In the Blanarik case, which was concerned with an application for an "exception" (more correctly, a variance) for the extension of a nonconforming use, Mr. Chief Justice STERN said, — "Apparently Blanarik required some additional room for the normal increase of his business and it would be imposing a wholly unnecessary hardship upon him to prevent his taking advantage of that increase, while, on the other hand, the proposed extension to his building could not, in the remotest degree, be contrary to the public interest or militate against the general purpose of the ordinance; indeed the Board of Adjustment did not give any meritorious reason whatever for their action." The foregoing is equally applicable to the instant case so far as the use of the additional four hundred and seventy-five square foot portion of the lot is concerned.
The restrictive provision in Section 1 (b) of the ordinance against the extension of a nonconforming use by means of structural alterations in a building has no bearing on the facts of this case. The provision relates to a building entirely housing a nonconforming use which may be extended, as of right, throughout the building. Here, the building to be erected will be on the open-air portion of the lot devoted to the nonconforming use at the time of the adoption of the ordinance. The only change to be made in the existing garage building will be the removal of the wall of the garage on the side upon which the new building will abut. To say that the two permissible buildings may not be so joined and thus made communicating would be an unreasonable requirement.

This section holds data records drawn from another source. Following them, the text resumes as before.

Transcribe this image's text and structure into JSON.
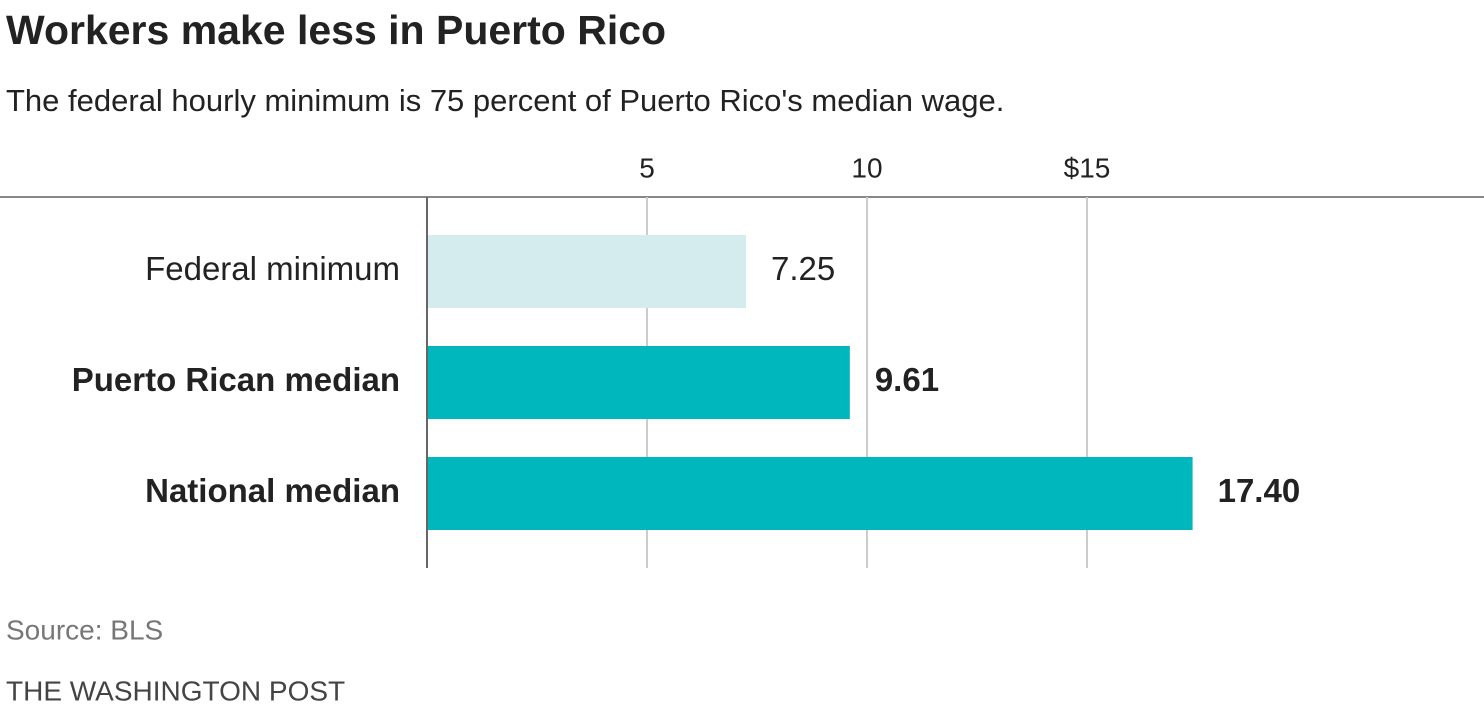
{
  "chart_data": {
    "type": "bar",
    "orientation": "horizontal",
    "title": "Workers make less in Puerto Rico",
    "subtitle": "The federal hourly minimum is 75 percent of Puerto Rico's median wage.",
    "categories": [
      "Federal minimum",
      "Puerto Rican median",
      "National median"
    ],
    "values": [
      7.25,
      9.61,
      17.4
    ],
    "value_labels": [
      "7.25",
      "9.61",
      "17.40"
    ],
    "colors": [
      "#d5ecef",
      "#00b7bd",
      "#00b7bd"
    ],
    "bold": [
      false,
      true,
      true
    ],
    "xlim": [
      0,
      24
    ],
    "xticks": [
      5,
      10,
      {
        "value": 15,
        "label": "$15"
      }
    ],
    "grid": true,
    "source": "Source: BLS",
    "credit": "THE WASHINGTON POST"
  }
}
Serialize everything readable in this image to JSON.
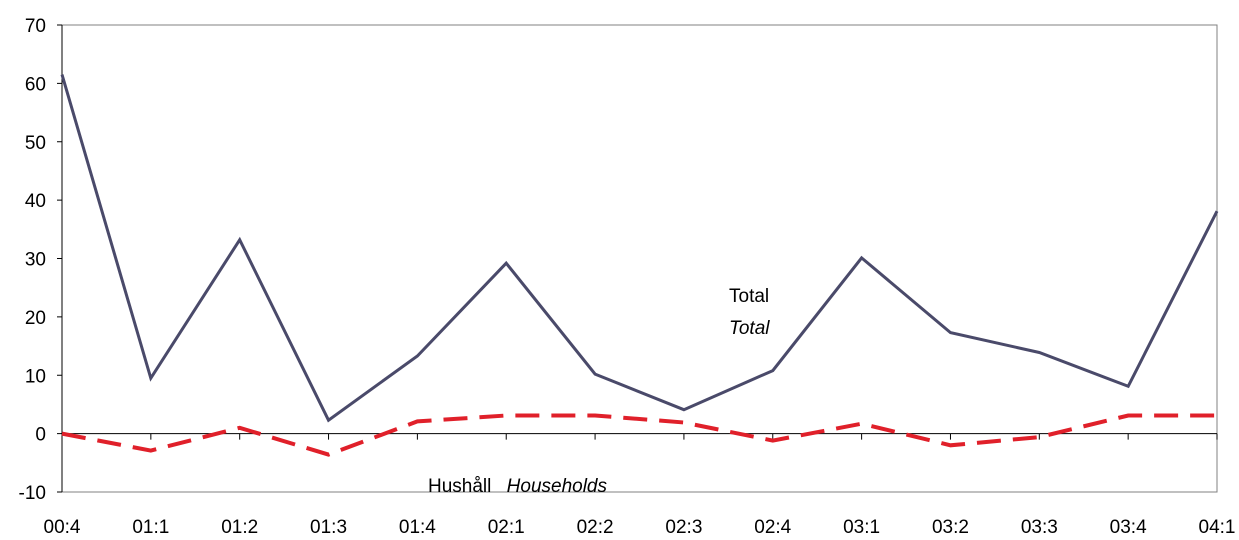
{
  "chart_data": {
    "type": "line",
    "categories": [
      "00:4",
      "01:1",
      "01:2",
      "01:3",
      "01:4",
      "02:1",
      "02:2",
      "02:3",
      "02:4",
      "03:1",
      "03:2",
      "03:3",
      "03:4",
      "04:1"
    ],
    "series": [
      {
        "name": "Total",
        "values": [
          61.5,
          9.5,
          33.2,
          2.3,
          13.3,
          29.2,
          10.2,
          4.1,
          10.8,
          30.1,
          17.3,
          13.9,
          8.1,
          38.1
        ],
        "color": "#4a4a6a",
        "style": "solid"
      },
      {
        "name": "Hushåll",
        "values": [
          0,
          -2.9,
          1,
          -3.6,
          2.1,
          3.1,
          3.1,
          1.9,
          -1.2,
          1.7,
          -2,
          -0.6,
          3.1,
          3.1
        ],
        "color": "#e0202a",
        "style": "dashed"
      }
    ],
    "ylim": [
      -10,
      70
    ],
    "yticks": [
      -10,
      0,
      10,
      20,
      30,
      40,
      50,
      60,
      70
    ],
    "grid": false,
    "legend": "none",
    "annotations": {
      "total_label_sv": "Total",
      "total_label_en": "Total",
      "households_label_sv": "Hushåll",
      "households_label_en": "Households"
    }
  }
}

The order of the court below is reversed at the costs of the Borough of Beaver and the record remanded with directions that the zoning administrator issue to the appellant a permit for the erection of a building on the seven hundred and twenty-five square feet of the lot upon which the nonconforming use has, in part, been operated and, also, on the additional four hundred and twenty-five square feet, immediately adjoining, in the event an application for a variance with respect thereto be entertained and allowed.